MINSK, 14 December 2010. Yesterday, on December 13th, Foreign Ministers of the EU’s Eastern Partnership initiative met in Brussels. The meeting brought together foreign ministers (or their deputies) of the Eastern Partnership participating countries, as well as representatives of the 27 EU Member states, EU Council, the European Commission, European Parliament and other EU institutions. The meeting was chaired by the EU’s High Representative Catherine Ashton.
In her conclusions, Ashton underlines that the Eastern Partnership “is based on commitments to the principles of international law and to fundamental values, including democracy, the rule of law and the respect for human rights and fundamental freedoms, as well as to market economy, sustainable development and good governance”.
The Ministers also emphasized the “strategic importance of the Eastern Partnership as a way to deepen and strengthen relations between the EU and the Partner countries, to accelerate political association, further economic integration and approximation towards the European Union and to support political and socio-economic reforms of the Partner countries”.
During the meeting the Ministers “expressed their wish that other financial sources be found to complement the EU budget contribution to the EaP”, and in this context “noted with satisfaction improved coordination of the work of International Financial Institutions and other donors in trying to achieve a more coherent and holistic approach to the EaP”.
“The Ministers expressed support for increased involvement of civil society in the technical work of the multilateral track of the Eastern Partnership in cooperation with the Eastern Partnership Civil Society Forum”.
Besides, the Ministers held an “initial discussion on possible areas where more could be done within the Eastern Partnership, notably: improving sectoral cooperation; facilitating the participation of the Partners to the EU programmes; strengthening cooperation in the area conflict prevention and resolution; consolidating the role of civil society. Particular emphasis should be given to easing the mobility of certain categories of people such as students, researchers, academics or business operators”.
On Belarus, the EU reminded of the EU Council decision last October that “subject to progress in Belarus in the areas of democracy, human rights and rule of law” the EU is ready “to take steps towards upgrading contractual relations with Belarus”.

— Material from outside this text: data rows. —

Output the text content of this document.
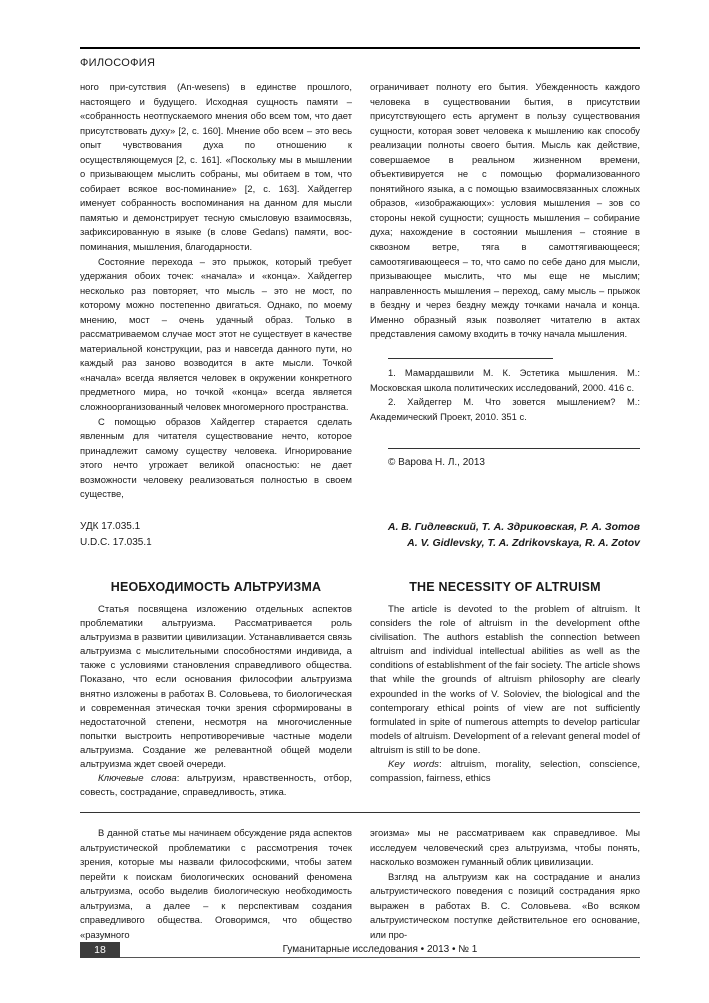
ФИЛОСОФИЯ

ного при-сутствия (An-wesens) в единстве прошлого, настоящего и будущего. Исходная сущность памяти – «собранность неотпускаемого мнения обо всем том, что дает присутствовать духу» [2, с. 160]. Мнение обо всем – это весь опыт чувствования духа по отношению к осуществляющемуся [2, с. 161]. «Поскольку мы в мышлении о призывающем мыслить собраны, мы обитаем в том, что собирает всякое вос-поминание» [2, с. 163]. Хайдеггер именует собранность воспоминания на данном для мысли памятью и демонстрирует тесную смысловую взаимосвязь, зафиксированную в языке (в слове Gedans) памяти, вос-поминания, мышления, благодарности.

Состояние перехода – это прыжок, который требует удержания обоих точек: «начала» и «конца». Хайдеггер несколько раз повторяет, что мысль – это не мост, по которому можно постепенно двигаться. Однако, по моему мнению, мост – очень удачный образ. Только в рассматриваемом случае мост этот не существует в качестве материальной конструкции, раз и навсегда данного пути, но каждый раз заново возводится в акте мысли. Точкой «начала» всегда является человек в окружении конкретного предметного мира, но точкой «конца» всегда является сложноорганизованный человек многомерного пространства.

С помощью образов Хайдеггер старается сделать явленным для читателя существование нечто, которое принадлежит самому существу человека. Игнорирование этого нечто угрожает великой опасностью: не дает возможности человеку реализоваться полностью в своем существе,

ограничивает полноту его бытия. Убежденность каждого человека в существовании бытия, в присутствии присутствующего есть аргумент в пользу существования сущности, которая зовет человека к мышлению как способу реализации полноты своего бытия. Мысль как действие, совершаемое в реальном жизненном времени, объективируется не с помощью формализованного понятийного языка, а с помощью взаимосвязанных сложных образов, «изображающих»: условия мышления – зов со стороны некой сущности; сущность мышления – собирание духа; нахождение в состоянии мышления – стояние в сквозном ветре, тяга в самоттягивающееся; самоотягивающееся – то, что само по себе дано для мысли, призывающее мыслить, что мы еще не мыслим; направленность мышления – переход, саму мысль – прыжок в бездну и через бездну между точками начала и конца. Именно образный язык позволяет читателю в актах представления самому входить в точку начала мышления.

1. Мамардашвили М. К. Эстетика мышления. М.: Московская школа политических исследований, 2000. 416 с.

2. Хайдеггер М. Что зовется мышлением? М.: Академический Проект, 2010. 351 с.

© Варова Н. Л., 2013
УДК 17.035.1
U.D.C. 17.035.1
А. В. Гидлевский, Т. А. Здриковская, Р. А. Зотов
A. V. Gidlevsky, T. A. Zdrikovskaya, R. A. Zotov
НЕОБХОДИМОСТЬ АЛЬТРУИЗМА	THE NECESSITY OF ALTRUISM

Статья посвящена изложению отдельных аспектов проблематики альтруизма. Рассматривается роль альтруизма в развитии цивилизации. Устанавливается связь альтруизма с мыслительными способностями индивида, а также с условиями становления справедливого общества. Показано, что если основания философии альтруизма внятно изложены в работах В. Соловьева, то биологическая и современная этическая точки зрения сформированы в недостаточной степени, несмотря на многочисленные попытки выстроить непротиворечивые частные модели альтруизма. Создание же релевантной общей модели альтруизма ждет своей очереди.

Ключевые слова: альтруизм, нравственность, отбор, совесть, сострадание, справедливость, этика.

The article is devoted to the problem of altruism. It considers the role of altruism in the development ofthe civilisation. The authors establish the connection between altruism and individual intellectual abilities as well as the conditions of establishment of the fair society. The article shows that while the grounds of altruism philosophy are clearly expounded in the works of V. Soloviev, the biological and the contemporary ethical points of view are not sufficiently formulated in spite of numerous attempts to develop particular models of altruism. Development of a relevant general model of altruism is still to be done.

Key words: altruism, morality, selection, conscience, compassion, fairness, ethics

В данной статье мы начинаем обсуждение ряда аспектов альтруистической проблематики с рассмотрения точек зрения, которые мы назвали философскими, чтобы затем перейти к поискам биологических оснований феномена альтруизма, особо выделив биологическую необходимость альтруизма, а далее – к перспективам создания справедливого общества. Оговоримся, что общество «разумного

эгоизма» мы не рассматриваем как справедливое. Мы исследуем человеческий срез альтруизма, чтобы понять, насколько возможен гуманный облик цивилизации.

Взгляд на альтруизм как на сострадание и анализ альтруистического поведения с позиций сострадания ярко выражен в работах В. С. Соловьева. «Во всяком альтруистическом поступке действительное его основание, или про-

18	Гуманитарные исследования • 2013 • № 1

The EU’s Eastern Partnership initiative was officially launched in May, 2009. In May, 2011, Budapest will host its 2nd high-level summit. The initiative involves the EU and its 6 Eastern European neighbours: Armenia, Azerbaijan, Belarus, Georgia, Republic of Moldova and Ukraine.
In the frameworks of the European Neighbourhood and Partnership Instrument the EU continues to pledge its assistance to the partner countries. Belarus will receive EUR 10 million this year, EUR 16 million next year, EUR 26 million in 2012 and EUR 37,7 million – in 2013. It will benefit from EUR 90,2-million assistance in total in four years.